Stolicą i centrum kulturalnym oraz gospodarczym państwa jest obecnie Birmingham, nic więc dziwnego, że kiedy Luke Harding, szesnastoletni śledczy sądowy, przybywając do Londynu przeżywa lekką traumę…
Tę makabryczną wizję upadku państwa, a - co gorsza - przekształcenia go w kraj nieomal totalitarny, roztacza przed nami Malcolm Rose w swojej serii "Ślady". Tym razem za pośrednictwem „Zaginionego Pocisku” stawia przed młodym wysłannikiem wymiaru sprawiedliwości nie lada zadanie. Chłopak musi odnaleźć sprawcę morderstwa lekarki Anny Suleman, zastrzelonej u bram szpitala Świętego Tomasza, gdzie pracowała. Śledczy Harding wraz ze swoim skomputeryzowanym Mobilnym Asystentem Legalno-Kryminalistycznym Malakiem prowadzi dochodzenie, które zatacza coraz szersze kręgi.
Okazuje się, iż ostatnimi czasy w zdziczałym Londynie miało miejsce zadziwiająco dużo przypadków pobić, rabunków i zabójstw, a ofiary to najczęściej osobnicy rasy białej bądź lekarze. Z tymi występkami wydaje się mieć dużo do czynienia Światowy Kościół Wiecznej Wizji, organizacja uznająca białych za wynaturzenie, a kolor ich skóry za ekstremalne zniekształcenie zesłane przez Boga za grzechy.
Członkowie organizacji zwani Wizjonerami uważają Boga za mistycznego stwórcę o śniadej skórze, protestują także przeciwko idei przymusowego swatania przez Komitet Łączenia Par, wciąż wierząc w nieaktualną już ideę miłości. Z tego powodu, kiedy podczas wideorozmowy z Hardingiem Komisja zostaje zamordowana, śledczy ma już podejrzanych. Pomijając fakt, że Luke również nie zgadza się z decyzją administracji wyznaczającej mu partnerkę (jest przecież zakochany w zielonoskórej Jade), decyduje się przeniknąć do struktur kościelnych i inwigilować poczynania organizacji. Tym samym musi rozłączyć się z Malakiem (stanowiącym nieomal jego tarczę obronną) oraz zdobyć zaufanie Kaznodziei, przywódcy londyńskich Wizjonerów Rachela Tobacka oraz członków grupy poddając się … próbie węża.
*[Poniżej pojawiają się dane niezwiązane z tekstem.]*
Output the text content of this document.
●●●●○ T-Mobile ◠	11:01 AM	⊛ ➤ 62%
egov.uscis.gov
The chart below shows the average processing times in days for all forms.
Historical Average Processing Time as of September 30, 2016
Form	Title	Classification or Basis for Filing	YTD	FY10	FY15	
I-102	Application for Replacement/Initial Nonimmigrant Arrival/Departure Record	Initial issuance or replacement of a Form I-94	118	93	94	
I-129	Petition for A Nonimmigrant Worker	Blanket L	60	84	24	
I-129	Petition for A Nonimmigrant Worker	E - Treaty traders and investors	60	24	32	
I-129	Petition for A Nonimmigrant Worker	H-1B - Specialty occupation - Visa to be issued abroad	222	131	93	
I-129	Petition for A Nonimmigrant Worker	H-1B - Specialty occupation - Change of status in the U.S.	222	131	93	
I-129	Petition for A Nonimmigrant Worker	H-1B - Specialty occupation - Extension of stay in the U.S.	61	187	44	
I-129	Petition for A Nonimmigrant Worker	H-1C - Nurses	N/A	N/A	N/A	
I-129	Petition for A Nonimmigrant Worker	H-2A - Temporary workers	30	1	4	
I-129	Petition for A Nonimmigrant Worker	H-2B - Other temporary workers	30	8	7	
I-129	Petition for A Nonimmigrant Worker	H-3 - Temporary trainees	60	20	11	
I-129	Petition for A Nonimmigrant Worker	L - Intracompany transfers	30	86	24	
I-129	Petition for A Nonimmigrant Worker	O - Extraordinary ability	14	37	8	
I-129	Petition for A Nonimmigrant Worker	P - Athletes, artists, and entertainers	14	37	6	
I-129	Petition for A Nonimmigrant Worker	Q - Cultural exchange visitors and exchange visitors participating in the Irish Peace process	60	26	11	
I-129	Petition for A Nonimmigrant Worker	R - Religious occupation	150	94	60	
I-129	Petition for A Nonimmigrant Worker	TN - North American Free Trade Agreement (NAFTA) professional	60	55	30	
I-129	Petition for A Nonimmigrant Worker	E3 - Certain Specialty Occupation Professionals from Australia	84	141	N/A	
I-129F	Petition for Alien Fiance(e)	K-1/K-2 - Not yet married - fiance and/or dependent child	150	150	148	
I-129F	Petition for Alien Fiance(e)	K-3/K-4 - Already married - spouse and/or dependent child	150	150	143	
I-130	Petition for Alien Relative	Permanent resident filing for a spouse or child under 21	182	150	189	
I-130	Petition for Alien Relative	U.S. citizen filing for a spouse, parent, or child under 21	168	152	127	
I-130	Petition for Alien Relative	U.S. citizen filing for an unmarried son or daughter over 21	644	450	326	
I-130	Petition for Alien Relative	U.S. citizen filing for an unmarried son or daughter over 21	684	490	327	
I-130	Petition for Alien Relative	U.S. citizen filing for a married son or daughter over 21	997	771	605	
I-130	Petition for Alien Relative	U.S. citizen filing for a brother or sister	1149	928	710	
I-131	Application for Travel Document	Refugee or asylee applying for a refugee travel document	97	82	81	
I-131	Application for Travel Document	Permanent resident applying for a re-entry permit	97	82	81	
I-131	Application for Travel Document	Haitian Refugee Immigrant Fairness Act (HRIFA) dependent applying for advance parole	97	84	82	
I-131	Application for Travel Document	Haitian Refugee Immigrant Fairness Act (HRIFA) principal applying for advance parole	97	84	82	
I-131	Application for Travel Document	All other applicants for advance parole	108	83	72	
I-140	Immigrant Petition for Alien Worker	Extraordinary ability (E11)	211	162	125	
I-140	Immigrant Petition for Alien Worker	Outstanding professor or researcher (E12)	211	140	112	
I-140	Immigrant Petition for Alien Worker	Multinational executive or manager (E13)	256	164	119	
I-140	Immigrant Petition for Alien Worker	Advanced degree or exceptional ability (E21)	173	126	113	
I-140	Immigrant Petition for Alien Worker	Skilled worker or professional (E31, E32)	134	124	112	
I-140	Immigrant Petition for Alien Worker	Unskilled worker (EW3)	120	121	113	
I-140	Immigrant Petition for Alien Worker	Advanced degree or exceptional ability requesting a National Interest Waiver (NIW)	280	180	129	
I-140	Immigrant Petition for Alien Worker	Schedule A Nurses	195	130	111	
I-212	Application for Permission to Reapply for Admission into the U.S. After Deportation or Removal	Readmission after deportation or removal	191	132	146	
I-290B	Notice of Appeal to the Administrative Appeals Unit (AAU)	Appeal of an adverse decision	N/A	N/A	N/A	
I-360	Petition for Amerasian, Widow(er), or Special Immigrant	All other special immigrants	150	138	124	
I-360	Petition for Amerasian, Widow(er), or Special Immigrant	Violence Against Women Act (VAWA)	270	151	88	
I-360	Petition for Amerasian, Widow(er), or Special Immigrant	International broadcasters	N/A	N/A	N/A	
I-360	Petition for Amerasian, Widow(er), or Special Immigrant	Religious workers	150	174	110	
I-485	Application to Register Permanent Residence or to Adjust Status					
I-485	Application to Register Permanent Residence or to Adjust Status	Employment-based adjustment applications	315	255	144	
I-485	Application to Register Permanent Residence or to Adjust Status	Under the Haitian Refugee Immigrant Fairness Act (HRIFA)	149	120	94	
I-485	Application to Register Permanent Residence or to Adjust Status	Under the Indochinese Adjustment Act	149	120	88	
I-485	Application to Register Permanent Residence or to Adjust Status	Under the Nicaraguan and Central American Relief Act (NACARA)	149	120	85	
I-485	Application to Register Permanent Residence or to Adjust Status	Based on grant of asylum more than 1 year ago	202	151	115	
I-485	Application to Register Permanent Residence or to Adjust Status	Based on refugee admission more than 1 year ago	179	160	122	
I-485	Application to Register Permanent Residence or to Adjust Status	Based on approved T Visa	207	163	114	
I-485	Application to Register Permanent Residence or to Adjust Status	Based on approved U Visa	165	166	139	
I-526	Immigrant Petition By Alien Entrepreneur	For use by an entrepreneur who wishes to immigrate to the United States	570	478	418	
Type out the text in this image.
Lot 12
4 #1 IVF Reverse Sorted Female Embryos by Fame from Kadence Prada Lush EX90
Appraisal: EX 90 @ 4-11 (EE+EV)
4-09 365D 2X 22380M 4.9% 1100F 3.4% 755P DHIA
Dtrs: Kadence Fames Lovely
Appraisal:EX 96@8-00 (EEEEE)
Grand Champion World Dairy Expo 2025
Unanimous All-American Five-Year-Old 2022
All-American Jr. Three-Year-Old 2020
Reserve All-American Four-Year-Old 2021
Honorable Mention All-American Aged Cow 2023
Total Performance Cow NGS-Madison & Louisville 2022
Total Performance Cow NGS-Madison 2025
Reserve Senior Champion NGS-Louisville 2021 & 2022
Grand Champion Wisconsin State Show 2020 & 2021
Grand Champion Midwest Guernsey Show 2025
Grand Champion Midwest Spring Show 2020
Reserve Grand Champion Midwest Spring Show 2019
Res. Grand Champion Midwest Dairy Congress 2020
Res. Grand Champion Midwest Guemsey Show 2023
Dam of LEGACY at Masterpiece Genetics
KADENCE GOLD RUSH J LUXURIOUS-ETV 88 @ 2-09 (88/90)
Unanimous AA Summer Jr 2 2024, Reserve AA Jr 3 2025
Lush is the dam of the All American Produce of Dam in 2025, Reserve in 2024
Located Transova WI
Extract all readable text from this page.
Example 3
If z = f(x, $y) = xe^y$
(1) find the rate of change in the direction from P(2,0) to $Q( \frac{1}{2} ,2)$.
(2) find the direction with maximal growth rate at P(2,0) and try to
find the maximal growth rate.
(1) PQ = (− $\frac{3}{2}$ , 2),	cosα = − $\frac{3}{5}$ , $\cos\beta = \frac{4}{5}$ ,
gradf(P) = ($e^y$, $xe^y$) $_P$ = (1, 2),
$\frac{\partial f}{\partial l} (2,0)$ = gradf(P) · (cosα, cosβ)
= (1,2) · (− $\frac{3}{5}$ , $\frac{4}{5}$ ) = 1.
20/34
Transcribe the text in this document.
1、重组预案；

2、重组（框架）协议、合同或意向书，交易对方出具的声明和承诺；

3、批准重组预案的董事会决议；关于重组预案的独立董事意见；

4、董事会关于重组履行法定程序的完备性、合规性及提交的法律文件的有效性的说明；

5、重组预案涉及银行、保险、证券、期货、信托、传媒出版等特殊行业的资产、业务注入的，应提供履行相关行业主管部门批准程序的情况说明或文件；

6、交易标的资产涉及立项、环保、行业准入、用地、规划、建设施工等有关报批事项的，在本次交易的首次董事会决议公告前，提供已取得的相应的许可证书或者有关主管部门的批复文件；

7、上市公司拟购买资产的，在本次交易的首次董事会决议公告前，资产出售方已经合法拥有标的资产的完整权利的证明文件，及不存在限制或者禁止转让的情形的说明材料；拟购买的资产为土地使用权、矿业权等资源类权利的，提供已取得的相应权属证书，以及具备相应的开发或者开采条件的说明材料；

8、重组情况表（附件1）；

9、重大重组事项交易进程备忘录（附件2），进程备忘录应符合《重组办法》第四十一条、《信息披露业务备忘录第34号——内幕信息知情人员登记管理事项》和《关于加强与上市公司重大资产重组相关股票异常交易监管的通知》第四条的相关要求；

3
Czy najmłodszy w szkole uczeń, śledczy o 100% skuteczności, nastolatek zakochany w dziewczynie mu nie przeznaczonej i odpowiedzialny przedstawiciel Racjonalistów również i tym razem sprosta postawionemu przed nim wyzwaniu? Tego musicie dowiedzieć się sami, wkraczając w wynaturzony świat Malcolma Rose. Autor buduje w surrealistyczny sposób nową rzeczywistość, gdzie osiągnięcia najnowszych technologii ocierają się o przestarzały system władzy państwowej z kontrolą każdej jednostki i brakiem głębszych uczuć na czele.
Choć początkowo trudno nam zrozumieć nowe reguły rządzące społeczeństwem to już wkrótce niepostrzeżenie kończymy książkę z wypiekami na policzkach. „Zaginiony pocisk”, będący z założenia kryminałem science-fiction dla młodzieży, z pewnością znajdzie znacznie szerszą grupę odbiorców. Język, świat i bohaterowie nakreśleni przez Rose`a przyciągają bowiem jak magnes, a my, wytężając nasze procesory i przegrzewając obwody, tropimy sprawcę wraz ze śledczym Hardingiem. Kto wie, może potrzebując pomocy w kolejnej części przygód, śledczy Luke zwróci się z prośbą do nas, a nie do bezdusznego komputera Malaka? W końcu w świecie Śladów wszystko jest możliwe …
Luke Harding właśnie zdał końcowy egzamin z kryminalistyki jako najmłodszy uczeń w historii szkoły i zdobył pełne uprawnienia detektywa. Jeszcze tego samego...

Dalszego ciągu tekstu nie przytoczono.